UK businesses in HS2's supply chain are also benefitting from the construction work. In the last quarter 144 more companies became involved, taking the number of UK firms supplying goods, services and materials to HS2 up to 3,236.
Natalie Penrose, HS2's Head of Legacy said: “We made a cast iron commitment to ensuring HS2's construction would support thousands of young people and the unemployed into meaningful careers. Three years into our heavy civils works, we've achieved just that.
“We remain focused on our goal of creating 2,000 apprenticeships and helping as many people as possible to upskill, retrain and start a new career.”
New tunnelling operative Ben Bacon added: “I was claiming job seekers' allowance and, because I have learning difficulties, I was put in touch with the Shaw Trust. They help match people to companies that offer additional support.

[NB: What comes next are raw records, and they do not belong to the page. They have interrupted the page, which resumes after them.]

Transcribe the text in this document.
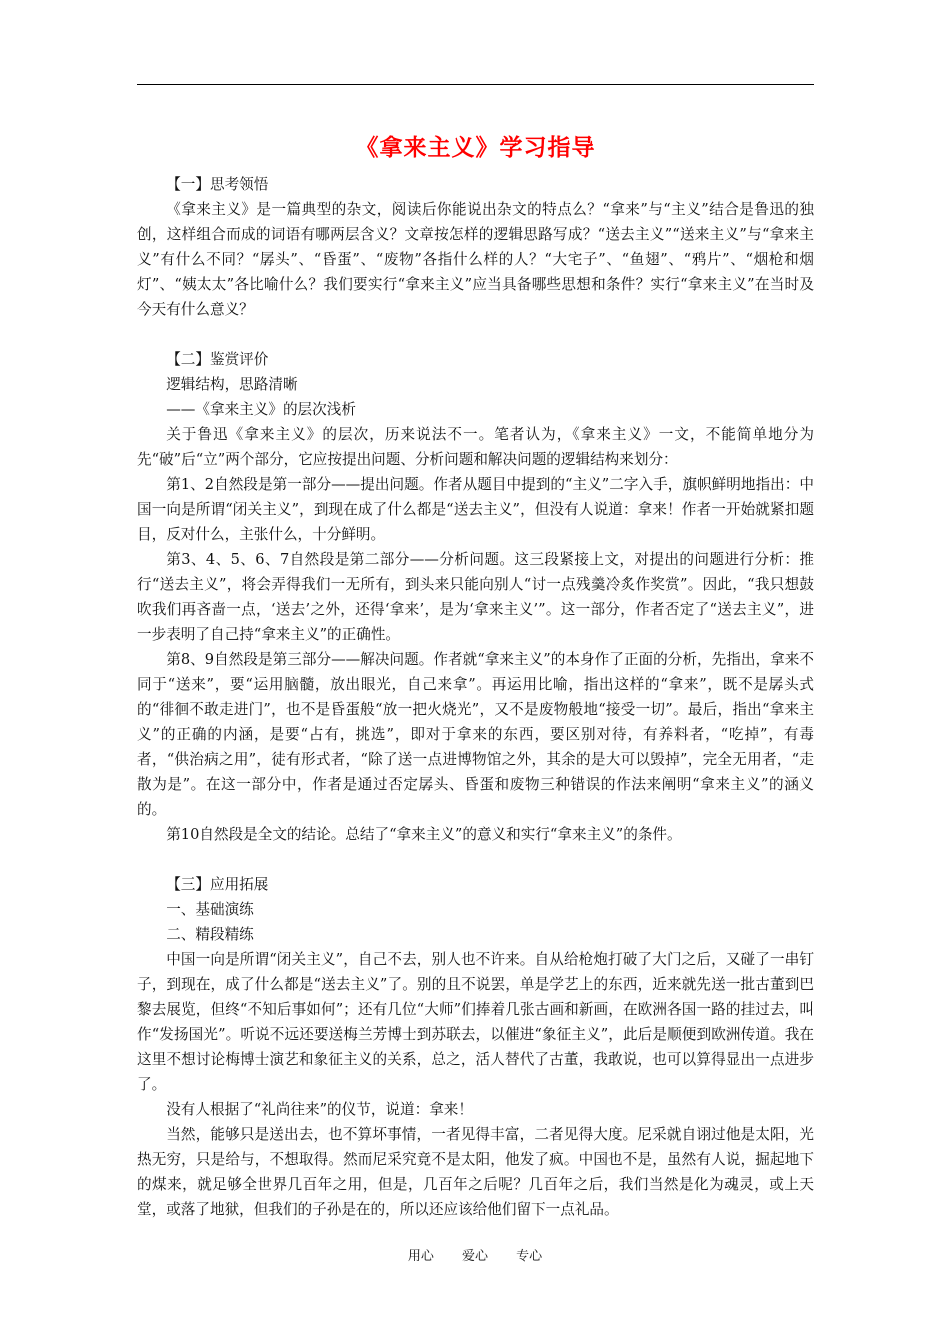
《拿来主义》学习指导

【一】思考领悟

《拿来主义》是一篇典型的杂文，阅读后你能说出杂文的特点么？“拿来”与“主义”结合是鲁迅的独创，这样组合而成的词语有哪两层含义？文章按怎样的逻辑思路写成？“送去主义”“送来主义”与“拿来主义”有什么不同？“孱头”、“昏蛋”、“废物”各指什么样的人？“大宅子”、“鱼翅”、“鸦片”、“烟枪和烟灯”、“姨太太”各比喻什么？我们要实行“拿来主义”应当具备哪些思想和条件？实行“拿来主义”在当时及今天有什么意义？

【二】鉴赏评价

逻辑结构，思路清晰

——《拿来主义》的层次浅析

关于鲁迅《拿来主义》的层次，历来说法不一。笔者认为，《拿来主义》一文，不能简单地分为先“破”后“立”两个部分，它应按提出问题、分析问题和解决问题的逻辑结构来划分：

第1、2自然段是第一部分——提出问题。作者从题目中提到的“主义”二字入手，旗帜鲜明地指出：中国一向是所谓“闭关主义”，到现在成了什么都是“送去主义”，但没有人说道：拿来！作者一开始就紧扣题目，反对什么，主张什么，十分鲜明。

第3、4、5、6、7自然段是第二部分——分析问题。这三段紧接上文，对提出的问题进行分析：推行“送去主义”，将会弄得我们一无所有，到头来只能向别人“讨一点残羹冷炙作奖赏”。因此，“我只想鼓吹我们再吝啬一点，‘送去’之外，还得‘拿来’，是为‘拿来主义’”。这一部分，作者否定了“送去主义”，进一步表明了自己持“拿来主义”的正确性。

第8、9自然段是第三部分——解决问题。作者就“拿来主义”的本身作了正面的分析，先指出，拿来不同于“送来”，要“运用脑髓，放出眼光，自己来拿”。再运用比喻，指出这样的“拿来”，既不是孱头式的“徘徊不敢走进门”，也不是昏蛋般“放一把火烧光”，又不是废物般地“接受一切”。最后，指出“拿来主义”的正确的内涵，是要“占有，挑选”，即对于拿来的东西，要区别对待，有养料者，“吃掉”，有毒者，“供治病之用”，徒有形式者，“除了送一点进博物馆之外，其余的是大可以毁掉”，完全无用者，“走散为是”。在这一部分中，作者是通过否定孱头、昏蛋和废物三种错误的作法来阐明“拿来主义”的涵义的。

第10自然段是全文的结论。总结了“拿来主义”的意义和实行“拿来主义”的条件。

【三】应用拓展

一、基础演练

二、精段精练

中国一向是所谓“闭关主义”，自己不去，别人也不许来。自从给枪炮打破了大门之后，又碰了一串钉子，到现在，成了什么都是“送去主义”了。别的且不说罢，单是学艺上的东西，近来就先送一批古董到巴黎去展览，但终“不知后事如何”；还有几位“大师”们捧着几张古画和新画，在欧洲各国一路的挂过去，叫作“发扬国光”。听说不远还要送梅兰芳博士到苏联去，以催进“象征主义”，此后是顺便到欧洲传道。我在这里不想讨论梅博士演艺和象征主义的关系，总之，活人替代了古董，我敢说，也可以算得显出一点进步了。

没有人根据了“礼尚往来”的仪节，说道：拿来！

当然，能够只是送出去，也不算坏事情，一者见得丰富，二者见得大度。尼采就自诩过他是太阳，光热无穷，只是给与，不想取得。然而尼采究竟不是太阳，他发了疯。中国也不是，虽然有人说，掘起地下的煤来，就足够全世界几百年之用，但是，几百年之后呢？几百年之后，我们当然是化为魂灵，或上天堂，或落了地狱，但我们的子孙是在的，所以还应该给他们留下一点礼品。

用心 爱心 专心
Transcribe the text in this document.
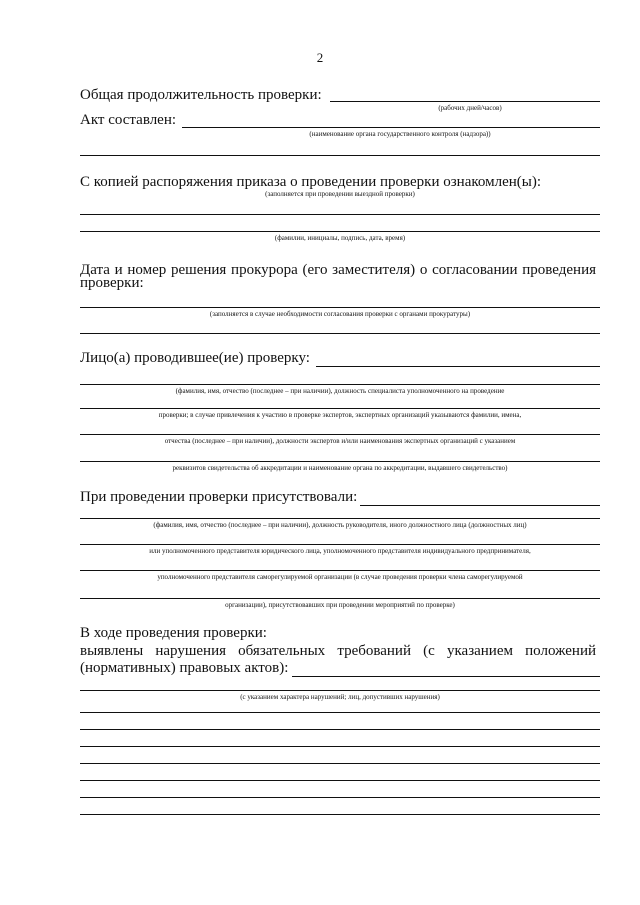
2
Общая продолжительность проверки:
(рабочих дней/часов)
Акт составлен:
(наименование органа государственного контроля (надзора))
С копией распоряжения приказа о проведении проверки ознакомлен(ы):
(заполняется при проведении выездной проверки)
(фамилии, инициалы, подпись, дата, время)
Дата и номер решения прокурора (его заместителя) о согласовании проведения
проверки:
(заполняется в случае необходимости согласования проверки с органами прокуратуры)
Лицо(а) проводившее(ие) проверку:
(фамилия, имя, отчество (последнее – при наличии), должность специалиста уполномоченного на проведение
проверки; в случае привлечения к участию в проверке экспертов, экспертных организаций указываются фамилии, имена,
отчества (последнее – при наличии), должности экспертов и/или наименования экспертных организаций с указанием
реквизитов свидетельства об аккредитации и наименование органа по аккредитации, выдавшего свидетельство)
При проведении проверки присутствовали:
(фамилия, имя, отчество (последнее – при наличии), должность руководителя, иного должностного лица (должностных лиц)
или уполномоченного представителя юридического лица, уполномоченного представителя индивидуального предпринимателя,
уполномоченного представителя саморегулируемой организации (в случае проведения проверки члена саморегулируемой
организации), присутствовавших при проведении мероприятий по проверке)
В ходе проведения проверки:
выявлены нарушения обязательных требований (с указанием положений
(нормативных) правовых актов):
(с указанием характера нарушений; лиц, допустивших нарушения)
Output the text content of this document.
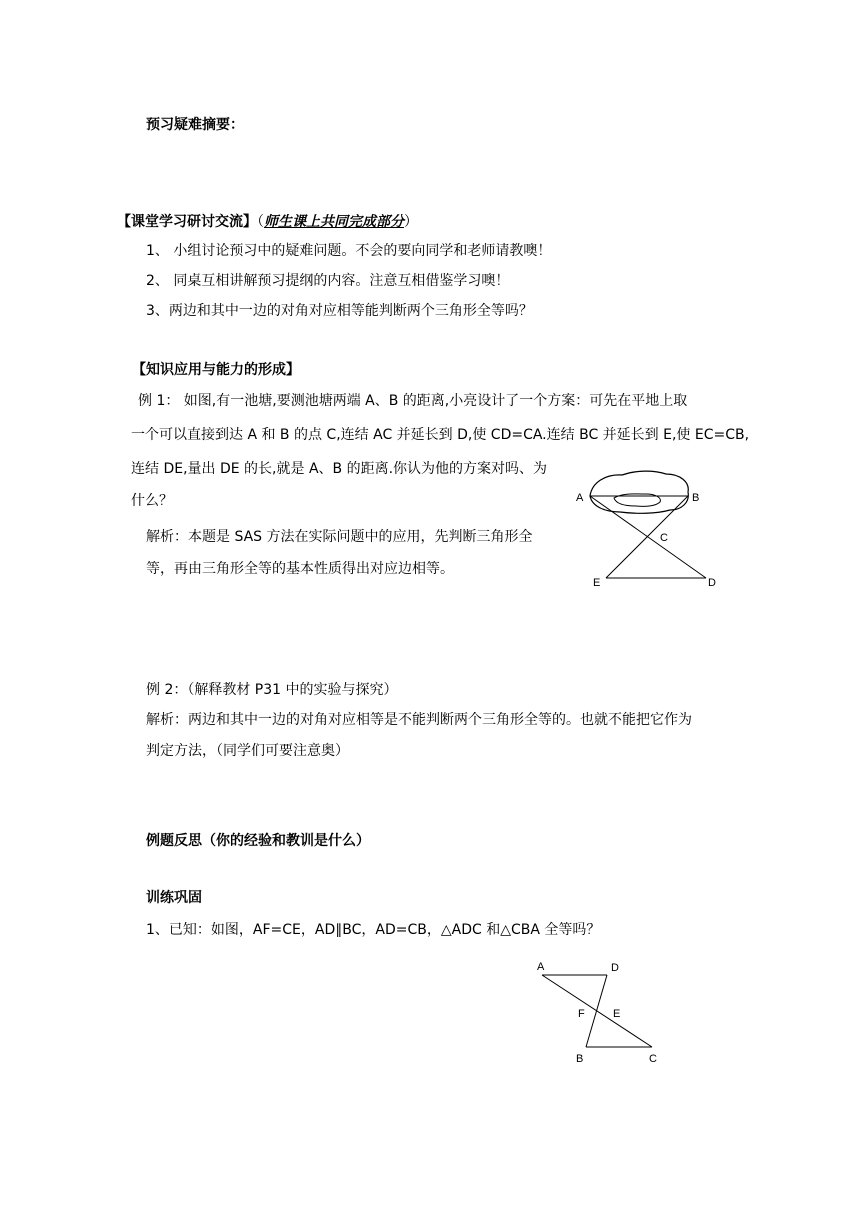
预习疑难摘要：
【课堂学习研讨交流】（师生课上共同完成部分）
1、 小组讨论预习中的疑难问题。不会的要向同学和老师请教噢！
2、 同桌互相讲解预习提纲的内容。注意互相借鉴学习噢！
3、两边和其中一边的对角对应相等能判断两个三角形全等吗？
【知识应用与能力的形成】
例 1： 如图,有一池塘,要测池塘两端 A、B 的距离,小亮设计了一个方案：可先在平地上取
一个可以直接到达 A 和 B 的点 C,连结 AC 并延长到 D,使 CD=CA.连结 BC 并延长到 E,使 EC=CB,
连结 DE,量出 DE 的长,就是 A、B 的距离.你认为他的方案对吗、为
什么？
解析：本题是 SAS 方法在实际问题中的应用，先判断三角形全
等，再由三角形全等的基本性质得出对应边相等。
A	B
C
D
E
例 2：（解释教材 P31 中的实验与探究）
解析：两边和其中一边的对角对应相等是不能判断两个三角形全等的。也就不能把它作为
判定方法，（同学们可要注意奥）
例题反思（你的经验和教训是什么）
训练巩固
1、已知：如图，AF=CE，AD∥BC，AD=CB，△ADC 和△CBA 全等吗？
A	D
F	E
B	C
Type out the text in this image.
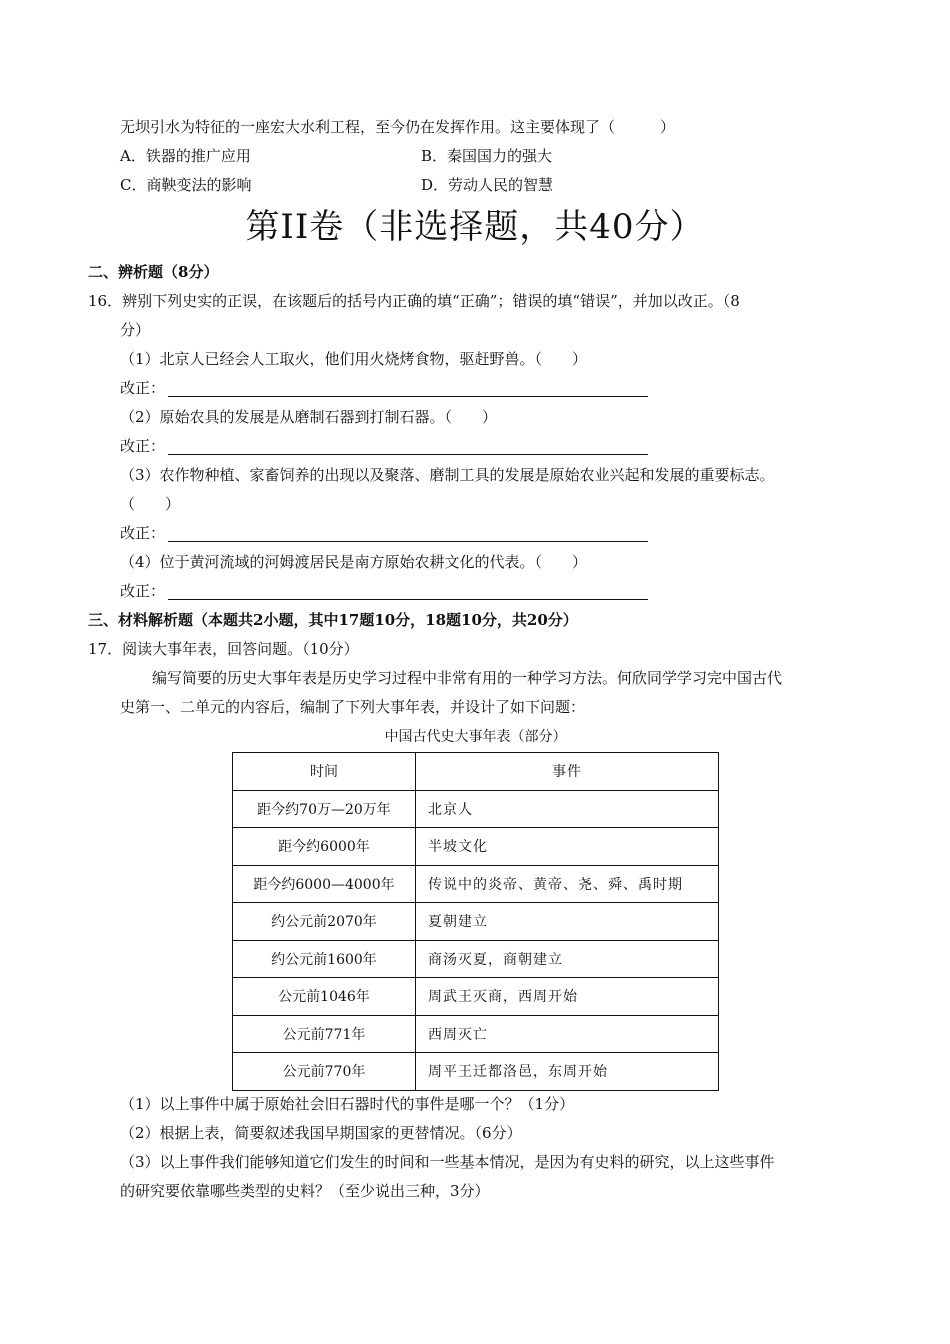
无坝引水为特征的一座宏大水利工程，至今仍在发挥作用。这主要体现了（　　　）
A．铁器的推广应用	B．秦国国力的强大
C．商鞅变法的影响	D．劳动人民的智慧
第II卷（非选择题，共40分）
二、辨析题（8分）
16．辨别下列史实的正误，在该题后的括号内正确的填“正确”；错误的填“错误”，并加以改正。（8
分）
（1）北京人已经会人工取火，他们用火烧烤食物，驱赶野兽。（　　）
改正：
（2）原始农具的发展是从磨制石器到打制石器。（　　）
改正：
（3）农作物种植、家畜饲养的出现以及聚落、磨制工具的发展是原始农业兴起和发展的重要标志。
（　　）
改正：
（4）位于黄河流域的河姆渡居民是南方原始农耕文化的代表。（　　）
改正：
三、材料解析题（本题共2小题，其中17题10分，18题10分，共20分）
17．阅读大事年表，回答问题。（10分）
编写简要的历史大事年表是历史学习过程中非常有用的一种学习方法。何欣同学学习完中国古代
史第一、二单元的内容后，编制了下列大事年表，并设计了如下问题：
中国古代史大事年表（部分）
时间	事件
距今约70万—20万年	北京人
距今约6000年	半坡文化
距今约6000—4000年	传说中的炎帝、黄帝、尧、舜、禹时期
约公元前2070年	夏朝建立
约公元前1600年	商汤灭夏，商朝建立
公元前1046年	周武王灭商，西周开始
公元前771年	西周灭亡
公元前770年	周平王迁都洛邑，东周开始
（1）以上事件中属于原始社会旧石器时代的事件是哪一个？（1分）
（2）根据上表，简要叙述我国早期国家的更替情况。（6分）
（3）以上事件我们能够知道它们发生的时间和一些基本情况，是因为有史料的研究，以上这些事件
的研究要依靠哪些类型的史料？（至少说出三种，3分）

“BBV said they'd invest in training me up through an apprenticeship and ensure I had the support I needed. I was one of ten apprentices they took on and I've not looked back. I always wanted to work in construction but just couldn't find the right route in. Now I'm progressing through my training and really enjoying the camaraderie of being part of the tunnelling team. I want to continue progressing at the rate I am. In previous jobs I've just been a number. It's not like that here. They really care and, regardless of your background, you can succeed.”
Pascal Mercier, Managing Director of Telford-based civil and structural engineering specialist Freyssinet which has played a major role in HS2's bridge construction works in the West Midlands, said: “In the West Midlands alone, Freyssinet's involvement with HS2 includes technical assistance for the installation of bridge prestressing, the supply of 1,000+ bridge bearings and the creation of a training academy, plus three significant structure slides including the now award-winning Marston box slide over the M42 motorway.
“These projects alone will enable the creation of 100+ qualified jobs from trainee to project manager levels. We are proud to be part of this national endeavor to improve the transport network, which is already showing a positive socio-economic impact for the growth of opportunities and jobs in the region.”